Let's get into the main part of the code review.
Let's take a look at one of the language files. I am goint to look at Italian as my example. If you want this to work on your computer, you will have to download language files for Get Simple (http://get-simple.info/extend/). Let's take a look at line 13.
To load up this file, I am going to go through all the rows. If I see a =>
, I am going to treat the item before it as the key, and the item after it as the value. I need to message the quotes and comments. but it is not too bad. The code does not relie on any PHP engine.
Let's go over to i18n/i18n.cfc
. Line 23: Let's make sure there is a cache region.
What is a ColdFusion cache? One of the cool things about ColdFusion is that it is really easy to cache data in a <cfquery>
. You just add a time frame and off you go. ColdFusion's cache does that for any kind of variable. Better yet, you can save it for as long as the server is running. Better yet, you can group them.

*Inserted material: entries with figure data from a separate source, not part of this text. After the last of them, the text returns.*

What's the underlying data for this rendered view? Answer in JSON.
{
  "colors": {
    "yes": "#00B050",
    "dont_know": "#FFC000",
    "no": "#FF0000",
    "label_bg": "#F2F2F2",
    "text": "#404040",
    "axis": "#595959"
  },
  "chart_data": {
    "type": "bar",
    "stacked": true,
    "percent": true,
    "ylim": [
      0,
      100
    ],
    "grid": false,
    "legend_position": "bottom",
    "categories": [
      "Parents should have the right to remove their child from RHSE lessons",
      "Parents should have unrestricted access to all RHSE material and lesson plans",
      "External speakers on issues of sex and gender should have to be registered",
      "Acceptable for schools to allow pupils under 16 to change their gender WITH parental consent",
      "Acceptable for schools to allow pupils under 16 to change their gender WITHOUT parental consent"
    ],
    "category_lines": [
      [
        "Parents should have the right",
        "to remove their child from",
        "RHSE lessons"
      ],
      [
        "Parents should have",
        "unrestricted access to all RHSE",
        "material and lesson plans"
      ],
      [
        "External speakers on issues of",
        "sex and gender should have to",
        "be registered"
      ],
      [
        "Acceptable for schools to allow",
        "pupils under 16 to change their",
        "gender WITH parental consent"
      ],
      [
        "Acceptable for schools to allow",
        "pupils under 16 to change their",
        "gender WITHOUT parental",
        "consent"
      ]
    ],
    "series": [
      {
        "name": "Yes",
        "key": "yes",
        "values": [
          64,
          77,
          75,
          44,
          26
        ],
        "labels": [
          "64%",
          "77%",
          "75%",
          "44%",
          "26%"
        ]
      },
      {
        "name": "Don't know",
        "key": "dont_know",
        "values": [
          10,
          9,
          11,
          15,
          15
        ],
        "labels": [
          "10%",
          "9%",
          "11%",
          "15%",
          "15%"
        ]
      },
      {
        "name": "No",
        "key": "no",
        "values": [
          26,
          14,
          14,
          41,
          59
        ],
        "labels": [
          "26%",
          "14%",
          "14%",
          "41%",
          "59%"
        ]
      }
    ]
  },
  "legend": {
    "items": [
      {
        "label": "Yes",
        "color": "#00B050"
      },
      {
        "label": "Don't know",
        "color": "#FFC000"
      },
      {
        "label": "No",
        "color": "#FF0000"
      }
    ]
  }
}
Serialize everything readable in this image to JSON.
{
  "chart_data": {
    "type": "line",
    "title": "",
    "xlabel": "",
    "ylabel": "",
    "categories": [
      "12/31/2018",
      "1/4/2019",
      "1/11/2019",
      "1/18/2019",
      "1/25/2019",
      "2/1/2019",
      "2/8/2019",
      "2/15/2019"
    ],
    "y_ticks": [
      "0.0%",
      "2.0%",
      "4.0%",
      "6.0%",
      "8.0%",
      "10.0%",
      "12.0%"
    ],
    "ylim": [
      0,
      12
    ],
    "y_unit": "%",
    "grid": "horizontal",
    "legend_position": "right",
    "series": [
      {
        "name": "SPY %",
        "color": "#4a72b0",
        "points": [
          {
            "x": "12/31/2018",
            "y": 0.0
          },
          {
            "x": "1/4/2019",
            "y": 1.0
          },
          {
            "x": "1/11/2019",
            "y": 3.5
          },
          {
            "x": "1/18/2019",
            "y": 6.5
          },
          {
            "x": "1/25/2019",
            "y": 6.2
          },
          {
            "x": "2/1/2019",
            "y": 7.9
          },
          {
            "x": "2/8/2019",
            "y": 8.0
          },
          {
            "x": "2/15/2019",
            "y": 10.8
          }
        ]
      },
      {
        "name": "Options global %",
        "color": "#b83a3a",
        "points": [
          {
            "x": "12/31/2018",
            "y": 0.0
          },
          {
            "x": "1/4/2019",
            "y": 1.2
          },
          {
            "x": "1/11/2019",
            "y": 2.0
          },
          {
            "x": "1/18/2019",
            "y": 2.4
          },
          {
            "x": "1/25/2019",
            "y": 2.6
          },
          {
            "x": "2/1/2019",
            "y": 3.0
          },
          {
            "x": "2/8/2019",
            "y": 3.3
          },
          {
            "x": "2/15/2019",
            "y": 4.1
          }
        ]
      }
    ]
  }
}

On line 33 we are doing the magic: CachePut(languageKey, i18n[languageKey], 1, 1, variables.cache.language);
If you look at Adobe's documention, this function call breaks down like this:
id = languageKey, Value = i18n, timeSpan = 1, idleTime = 1, region = variables.cache.language
So how do you read this? It is a little hard to read because region
is way at the end and it is actually our starting point. I have created a cache region just for i18n. It is going to have an id of language key. You can kind of think of id as a struct key were region is a struct. Except you can't access data like a struct.
Moving on to value. I don't like how Adobe describes this. They say value is "The value of the object. Can be any data type supported by ColdFusion". When you are hearing value, don't think of simple values. String and numbers don't get saved here. If you string is 100KB long, you can save it. Object is not a good word either. When I hear "object", I think .cfc
s.
I just wish Adobe would have said "Structs, or Arrays, or any data type". Most commonly variables that take up lot of space and/or take a while to calculate.
My language files take a while to process and can get quite large. They are good candidate for cacheing.
Line 41: We do some basic transformation to figure out which language we should be using. We can base this on cgi.HTTP_ACCEPT_LANGUAGE
.
cgi.HTTP_ACCEPT_LANGUAGE
is this formatted string that you browser sends over indicating which language it wants you to respond with. Comma's separate the language. Semicolon indicate how much you like that language. If no value is given, then it assumed to be a top language. My cgi.HTTP_ACCEPT_LANGUAGE
indicates that I primarily want en-US
but I will settle for en
.
Disclaimer 1: I have to give a disclaimer here, I did not build out all the combinations.
Disclaimer 2: All of this is different from character encoding
Disclaimer 3: Just because I browser says it want a language, does not mean you have to return that language. This field can be completely ignored
Disclaimer 4: cgi.HTTP_ACCEPT_LANGUAGE
can have hostile data in it. I am a bit concerned that on line 48, canonicalize()
may not be enough.
Back to the code, The goal is for line 79 to return back the results
If we can't figure out what to do, on line 84 we return the original key.
Some quick thoughts on readProperties, Line 88.
This reads files with and .ini
format. It is really quick and clean. Originally I was going to build my presentation off of this. But my language skills are not that good. That is one of reasons I switched to the PHP approach. You can see that it takes a bit of work to get PHP to work. The PHP approach isn't any slower. All the is cached anyway.
If you are starting out with language files, I would recommend the .ini
approach.
I can pick out prefered language. This includes some options that are differen from my browser
I can verify that one of my keys works. If I blank it out, I have some comon options
I have some debug below to show how much the cache is getting used.